Throughout Beloved, Sethe's character consistently displays the duplistic nature of her
actions. Not long after Sethe's reunion with Paul D. she describes her reaction to School
Teacher's arrival. Sethe's words suggest that she has made a moral stand by her refusal
to allow herself and her children to be dragged back into the evil of slavery. From the
beginning, it is clear that Sethe believes that her actions were morally justified. The
peculiarity of her statement lies in her omission of the horrifying fact that her moral
stand was based upon the murder of her child. By not even approaching the subject of her
daughter's death, it is also made clear that Sethe has detached herself from the act.
Sethe's frustration is a product of her contradictory reasoning. She views her children
as an extension of her life that needed to be protected, at any cost. Sethe's concept of
loving and protecting her children becomes synonymous with her killing Beloved and
attempting to kill the rest. Sethe can see no wrong here. Placing her children outside
the horror of slavery, even if it meant taking their lives, was in her mind a justified
act of love, nothing more.
Sethe's problem is rooted in her inability to recognize the boundaries between herself
and her children. Paul D. stabs at the heart of this problem by suggesting that Sethe had
overstepped her boundaries by killing her child. 

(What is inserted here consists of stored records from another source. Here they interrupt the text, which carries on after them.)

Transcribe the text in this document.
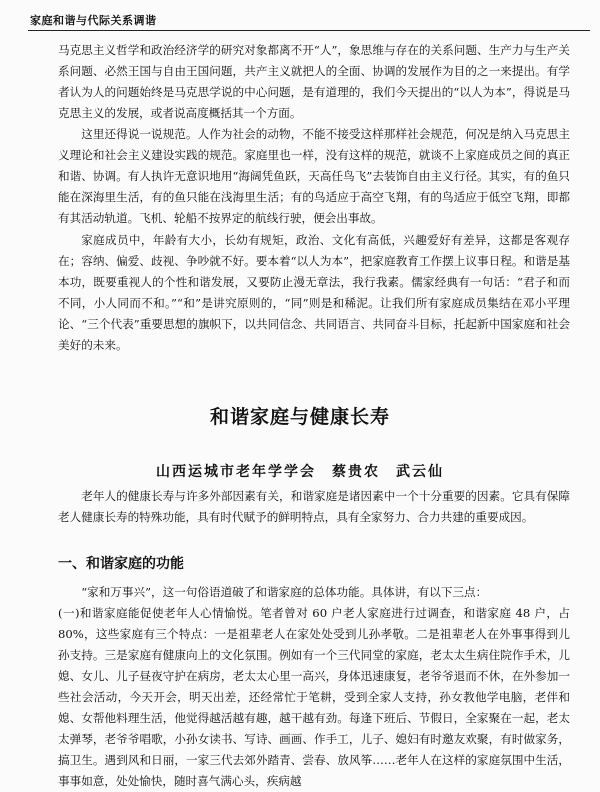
家庭和谐与代际关系调谐

马克思主义哲学和政治经济学的研究对象都离不开“人”，象思维与存在的关系问题、生产力与生产关系问题、必然王国与自由王国问题，共产主义就把人的全面、协调的发展作为目的之一来提出。有学者认为人的问题始终是马克思学说的中心问题，是有道理的，我们今天提出的“以人为本”，得说是马克思主义的发展，或者说高度概括其一个方面。

这里还得说一说规范。人作为社会的动物，不能不接受这样那样社会规范，何况是纳入马克思主义理论和社会主义建设实践的规范。家庭里也一样，没有这样的规范，就谈不上家庭成员之间的真正和谐、协调。有人执许无意识地用“海阔凭鱼跃，天高任鸟飞”去装饰自由主义行径。其实，有的鱼只能在深海里生活，有的鱼只能在浅海里生活；有的鸟适应于高空飞翔，有的鸟适应于低空飞翔，即都有其活动轨道。飞机、轮船不按界定的航线行驶，便会出事故。

家庭成员中，年龄有大小，长幼有规矩，政治、文化有高低，兴趣爱好有差异，这都是客观存在；容纳、偏爱、歧视、争吵就不好。要本着“以人为本”，把家庭教育工作摆上议事日程。和谐是基本功，既要重视人的个性和谐发展，又要防止漫无章法，我行我素。儒家经典有一句话：“君子和而不同，小人同而不和。”“和”是讲究原则的，“同”则是和稀泥。让我们所有家庭成员集结在邓小平理论、“三个代表”重要思想的旗帜下，以共同信念、共同语言、共同奋斗目标，托起新中国家庭和社会美好的未来。

和谐家庭与健康长寿
山西运城市老年学学会　蔡贵农　武云仙

老年人的健康长寿与许多外部因素有关，和谐家庭是诸因素中一个十分重要的因素。它具有保障老人健康长寿的特殊功能，具有时代赋予的鲜明特点，具有全家努力、合力共建的重要成因。

一、和谐家庭的功能

“家和万事兴”，这一句俗语道破了和谐家庭的总体功能。具体讲，有以下三点：

(一)和谐家庭能促使老年人心情愉悦。笔者曾对 60 户老人家庭进行过调查，和谐家庭 48 户，占 80%，这些家庭有三个特点：一是祖辈老人在家处处受到儿孙孝敬。二是祖辈老人在外事事得到儿孙支持。三是家庭有健康向上的文化氛围。例如有一个三代同堂的家庭，老太太生病住院作手术，儿媳、女儿、儿子昼夜守护在病房，老太太心里一高兴，身体迅速康复，老爷爷退而不休，在外参加一些社会活动，今天开会，明天出差，还经常忙于笔耕，受到全家人支持，孙女教他学电脑，老伴和媳、女帮他料理生活，他觉得越活越有趣，越干越有劲。每逢下班后、节假日，全家聚在一起，老太太弹琴，老爷爷唱歌，小孙女读书、写诗、画画、作手工，儿子、媳妇有时邀友欢聚，有时做家务，搞卫生。遇到风和日丽，一家三代去郊外踏青、尝春、放风筝……老年人在这样的家庭氛围中生活，事事如意，处处愉快，随时喜气满心头，疾病越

The concept that Sethe equates her life and self-worth with her connection to her
children is most graphically illustrated in her mad ravings to the reincarnation of
Beloved. Sethe details a defense for killing her baby to the woman she believes is her
reincarnated, murdered daughter. Saving her children from slavery and the promise of
spiritual and emotional death that such an institution imposes is the rational of love
that Sethe's character clings to. The truth that Sethe's character selfishly avoids is
the actual physical death that she has inflicted upon her child. 
Understanding why a woman would kill any child, let alone her own baby, is complex
Sethe's character is no exception. Sethe's motivation does not fit into a simple
schematic. Sethe is presented as a woman who loves her children so much that she is
willing to kill them rather than allow them to be broken by an evil institution. Love is,
then, Sethe's primary motivation for killing her baby. However, Sethe's love for her
children does not preclude her responsibility for Beloved's death. Indeed, Sethe's
selfish fault lies in the fact that she has shifted the focus of responsibility from
herself to the institution that has spawned her. 
Bibliography
Morrison, Toni. Beloved. New York: Alfred A. Knopf, 1987. 
Morrison, Toni. Interview. Documentary. Public Broadcasting Company. 1987.